In the Army, there are three different types of Army Officers.
There are Commissioned Officers, Warrant Officers and Non-Commissioned Officers.
My goal today is to give you a brief overview about each type of officer and to talk about the different ways to earn your commission.
Let’s get started.
# 1 Non-Commissioned Officers: Also known as NCO’s, these leaders hold the rank of either Corporal, Sergeant, Staff Sergeant, Sergeant First Class, Master Sergeant, First Sergeant, Sergeant Major or Command Sergeant Major.
NCOs are first line leaders of Soldiers.
They handle the individual training and the discipline, welfare and morale for Soldiers.
They also advise Commissioned Officers on Soldier issues.
NCOs are the backbone of the Army.
They handle the day-to-day affairs in the Army and keep things running smoothly.
NCOs execute the mission plans that the Commissioned Officers create.
# 2 Warrant Officers: Warrant Officers are Subject Matter Experts and technicians.
They serve in a variety of career fields to include pilots, food service technicians, information technology technicians, maintenance technicians, personnel managers and much more.
Most Warrant Officers serve on staffs and advise commanders on their specific area of expertise.
Other Warrant Officers manage sections.
Most Warrant Officers previously served as NCOs, prior to being appointed as a Warrant Officer.
Most pilots are Warrant Officers, too.
Serving as a Warrant Officer might just be the best kept secret in the Army.
# 3 Commissioned Officers: Army Officers are commissioned by the President of the United States.
Army Officers begin their Army service as young leaders, providing a mixture of valuable skills and knowledge.

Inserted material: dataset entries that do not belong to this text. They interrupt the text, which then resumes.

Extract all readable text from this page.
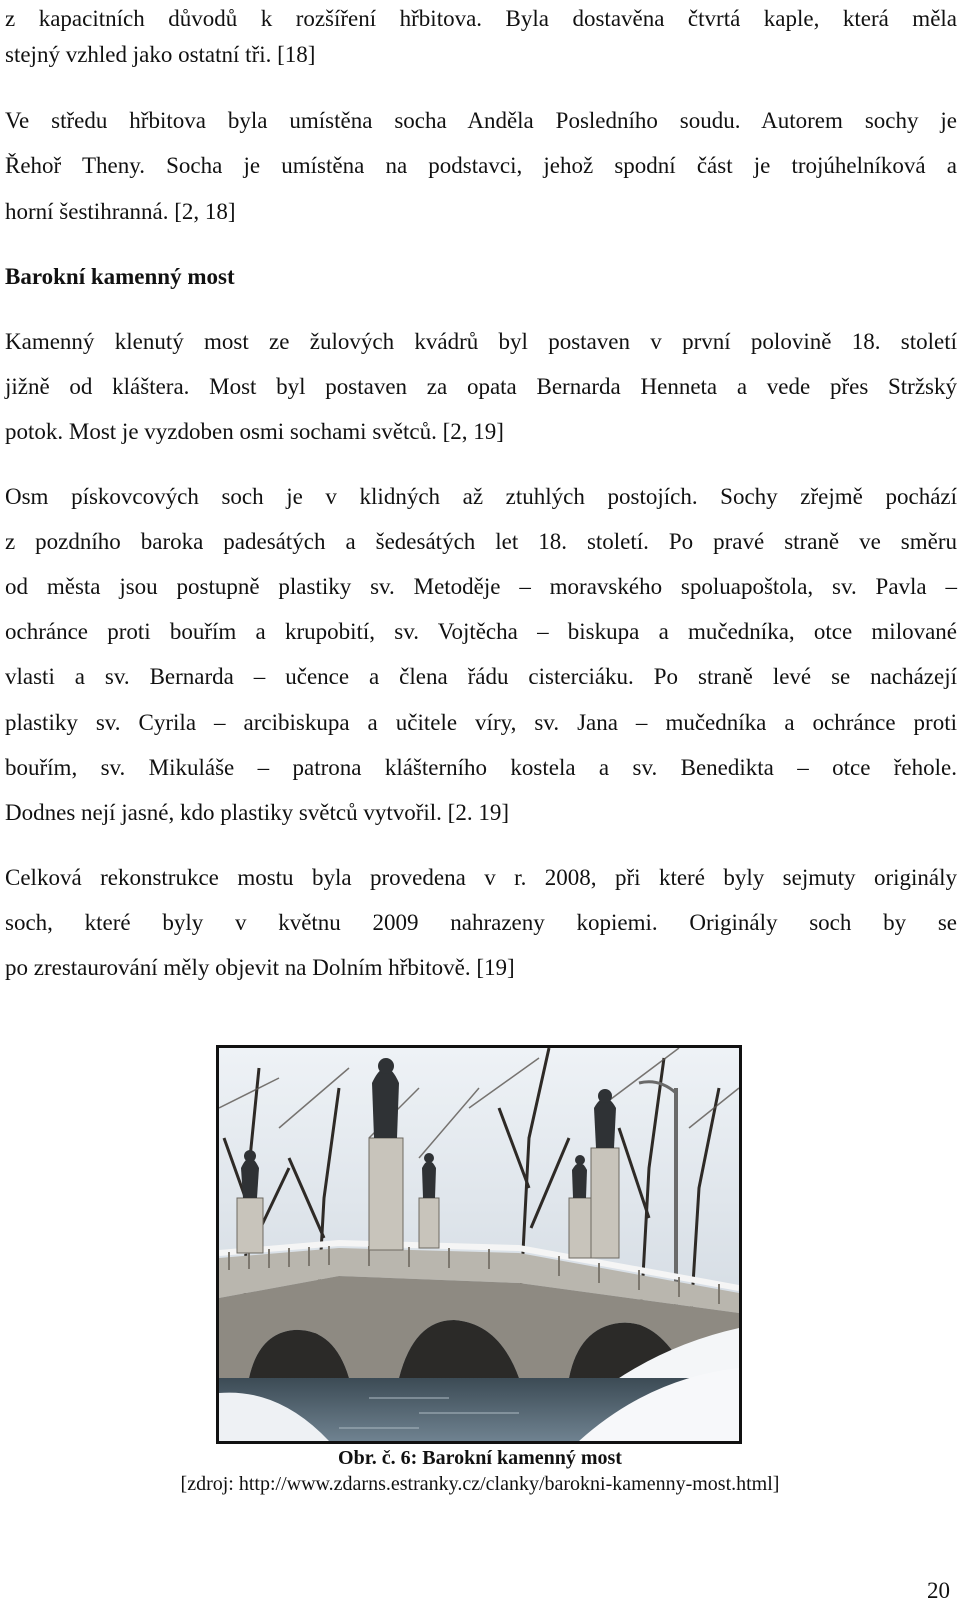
z kapacitních důvodů k rozšíření hřbitova. Byla dostavěna čtvrtá kaple, která měla
stejný vzhled jako ostatní tři. [18]
Ve středu hřbitova byla umístěna socha Anděla Posledního soudu. Autorem sochy je
Řehoř Theny. Socha je umístěna na podstavci, jehož spodní část je trojúhelníková a
horní šestihranná. [2, 18]
Barokní kamenný most
Kamenný klenutý most ze žulových kvádrů byl postaven v první polovině 18. století
jižně od kláštera. Most byl postaven za opata Bernarda Henneta a vede přes Stržský
potok. Most je vyzdoben osmi sochami světců. [2, 19]
Osm pískovcových soch je v klidných až ztuhlých postojích. Sochy zřejmě pochází
z pozdního baroka padesátých a šedesátých let 18. století. Po pravé straně ve směru
od města jsou postupně plastiky sv. Metoděje – moravského spoluapoštola, sv. Pavla –
ochránce proti bouřím a krupobití, sv. Vojtěcha – biskupa a mučedníka, otce milované
vlasti a sv. Bernarda – učence a člena řádu cisterciáku. Po straně levé se nacházejí
plastiky sv. Cyrila – arcibiskupa a učitele víry, sv. Jana – mučedníka a ochránce proti
bouřím, sv. Mikuláše – patrona klášterního kostela a sv. Benedikta – otce řehole.
Dodnes nejí jasné, kdo plastiky světců vytvořil. [2. 19]
Celková rekonstrukce mostu byla provedena v r. 2008, při které byly sejmuty originály
soch, které byly v květnu 2009 nahrazeny kopiemi. Originály soch by se
po zrestaurování měly objevit na Dolním hřbitově. [19]
Obr. č. 6: Barokní kamenný most
[zdroj: http://www.zdarns.estranky.cz/clanky/barokni-kamenny-most.html]
20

With their self-discipline, ambition, confidence, and judgment, they use their dynamic problem solving skills to identify solutions and accomplish the mission.
The primary mission of an officer is to plan for missions, develop OPORDs, develop leaders and create policies and procedures.

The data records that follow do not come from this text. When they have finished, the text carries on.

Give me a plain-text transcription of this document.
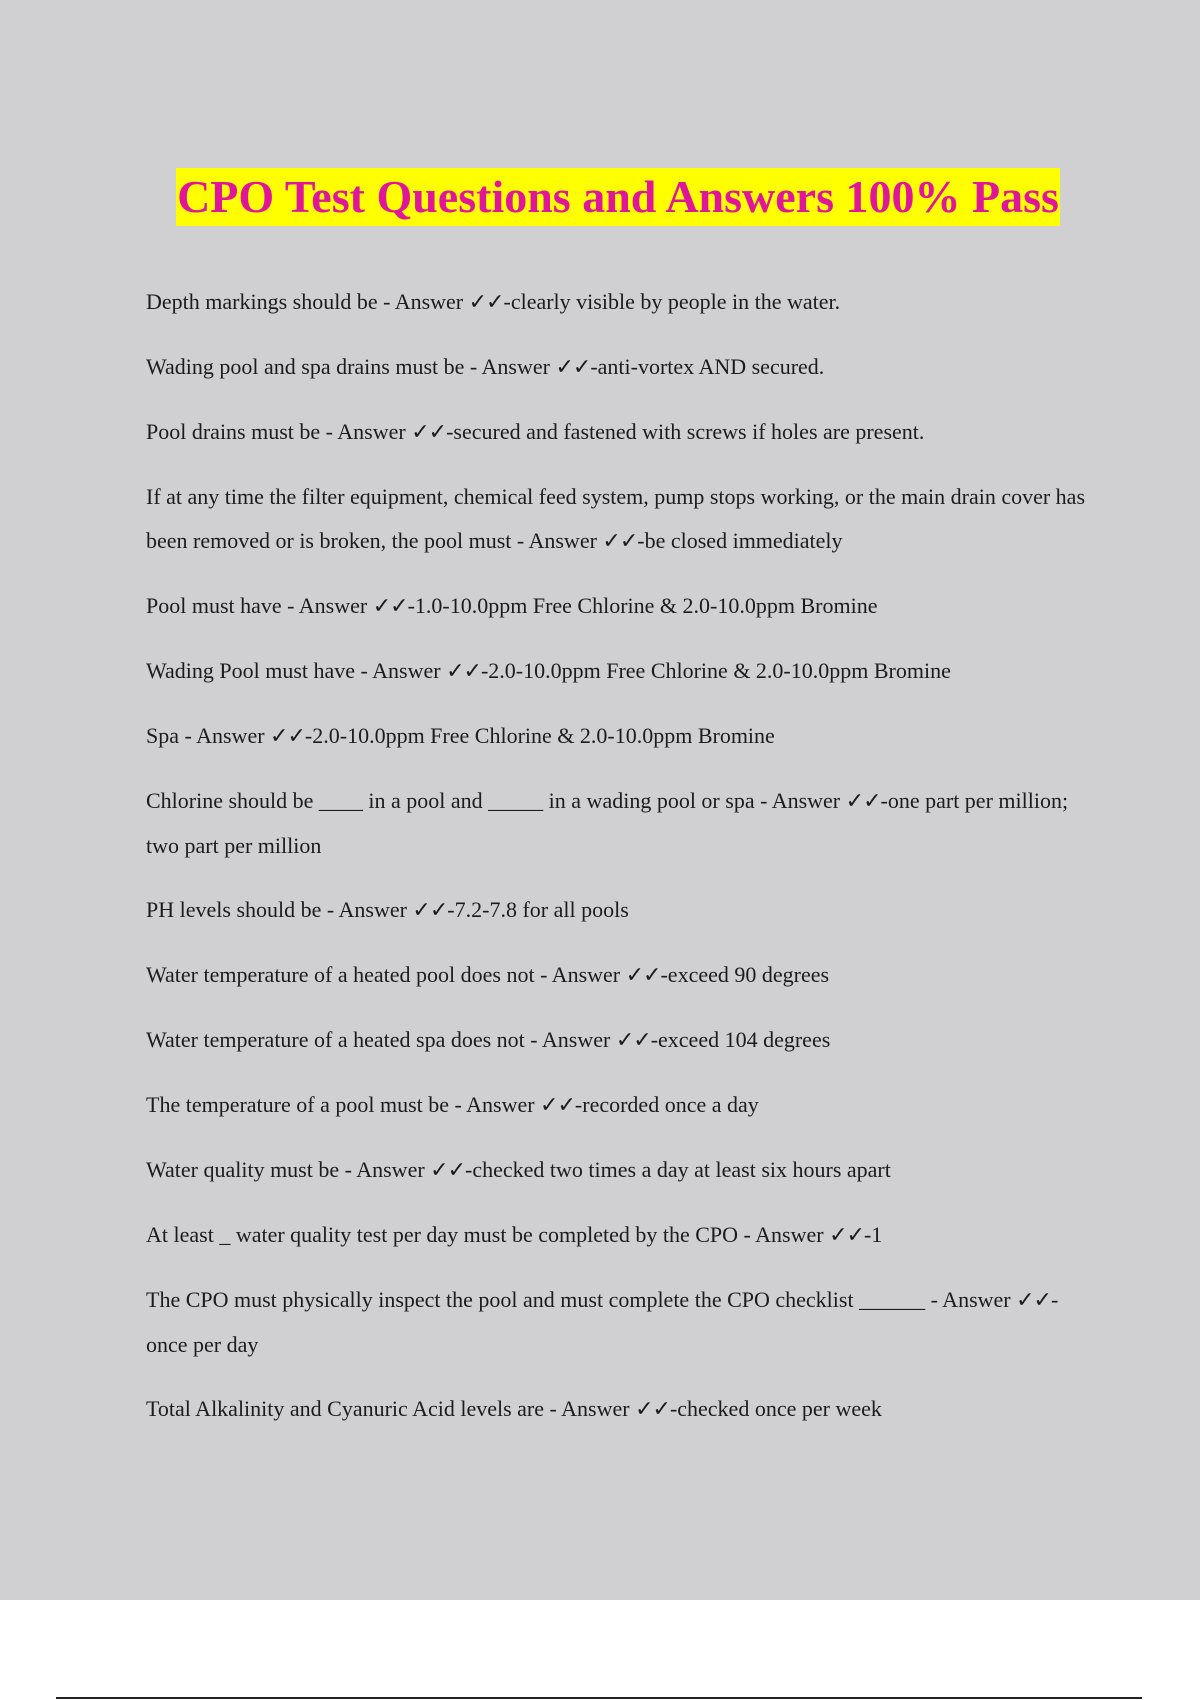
CPO Test Questions and Answers 100% Pass
Depth markings should be - Answer ✓✓-clearly visible by people in the water.
Wading pool and spa drains must be - Answer ✓✓-anti-vortex AND secured.
Pool drains must be - Answer ✓✓-secured and fastened with screws if holes are present.
If at any time the filter equipment, chemical feed system, pump stops working, or the main drain cover has been removed or is broken, the pool must - Answer ✓✓-be closed immediately
Pool must have - Answer ✓✓-1.0-10.0ppm Free Chlorine & 2.0-10.0ppm Bromine
Wading Pool must have - Answer ✓✓-2.0-10.0ppm Free Chlorine & 2.0-10.0ppm Bromine
Spa - Answer ✓✓-2.0-10.0ppm Free Chlorine & 2.0-10.0ppm Bromine
Chlorine should be ____ in a pool and _____ in a wading pool or spa - Answer ✓✓-one part per million; two part per million
PH levels should be - Answer ✓✓-7.2-7.8 for all pools
Water temperature of a heated pool does not - Answer ✓✓-exceed 90 degrees
Water temperature of a heated spa does not - Answer ✓✓-exceed 104 degrees
The temperature of a pool must be - Answer ✓✓-recorded once a day
Water quality must be - Answer ✓✓-checked two times a day at least six hours apart
At least _ water quality test per day must be completed by the CPO - Answer ✓✓-1
The CPO must physically inspect the pool and must complete the CPO checklist ______ - Answer ✓✓-once per day
Total Alkalinity and Cyanuric Acid levels are - Answer ✓✓-checked once per week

What Army Commissioned Officers Do
Army Commissioned Officers are responsible for completing demanding missions while ensuring the welfare, morale, and professional development of their Soldiers.
Their primary mission is to lead troops in combat.
Army Officers have a proud, unique heritage in the United States Army.
Dating back to 1775, many of America’s most influential people previously served as Army Officers.
Some of the more famous Army Officers include General Patton, President Eisenhower, General Custer, President Teddy Roosevelt, President Ulysses Grant, and countless others.
Army Officers lead Soldiers in combat and peacetime.
They manage tasks and lead Soldiers.
Army Officers accomplish their mission through others.
Army Officers must be tactically and technically proficient.
They must thoroughly understand military tactics and have a keen sense of leadership.
They must be calm, poised and confident at all times.
If you were to compare an Army Officer to their civilian counterpart, they would compare with supervisors, managers, and directors.
The major difference between Army Officers and their civilian counterparts is their level of responsibility.
The Army entrusts a great deal of responsibility among all Army Officers.
In fact, few civilian agencies or companies would give a young 22-25 year old manager the same responsibility the Army gives a new Lieutenant or Captain.
As an Army Officer progresses through the officer ranks, they could eventually lead 5,000 to 20,000 or more Soldiers.
Other Posts You Might Enjoy:
- From Bad Army Officer to Top Block Army Officer: My Story of How I Did It
- The Army Officer Oath of Office: What You Should Know
- Army Officer Military Service Obligation: What it is and How it Works
- Army Officer Competitive Categories
- How to Pick the Right Army Officer Branch When You Get Commissioned
How to Earn Your Commission as an Army Officer
In essence, there are five ways to become an Army Officer.
# 1 Army Officer Candidate School: On Active Duty, enlisted Soldiers can submit a packet to attend Officer Candidate School, also known as OCS. Officer Candidates attend a rigorous OCS class to learn about leadership, military tactics and ethics.
Once they graduate, they are commissioned as new Second Lieutenants.
In the Army National Guard and Army Reserves, Officer Candidates can attend a phased OCS class.
Some candidates might choose to do the one-weekend-a-month class, while other candidates choose the accelerated OCS class.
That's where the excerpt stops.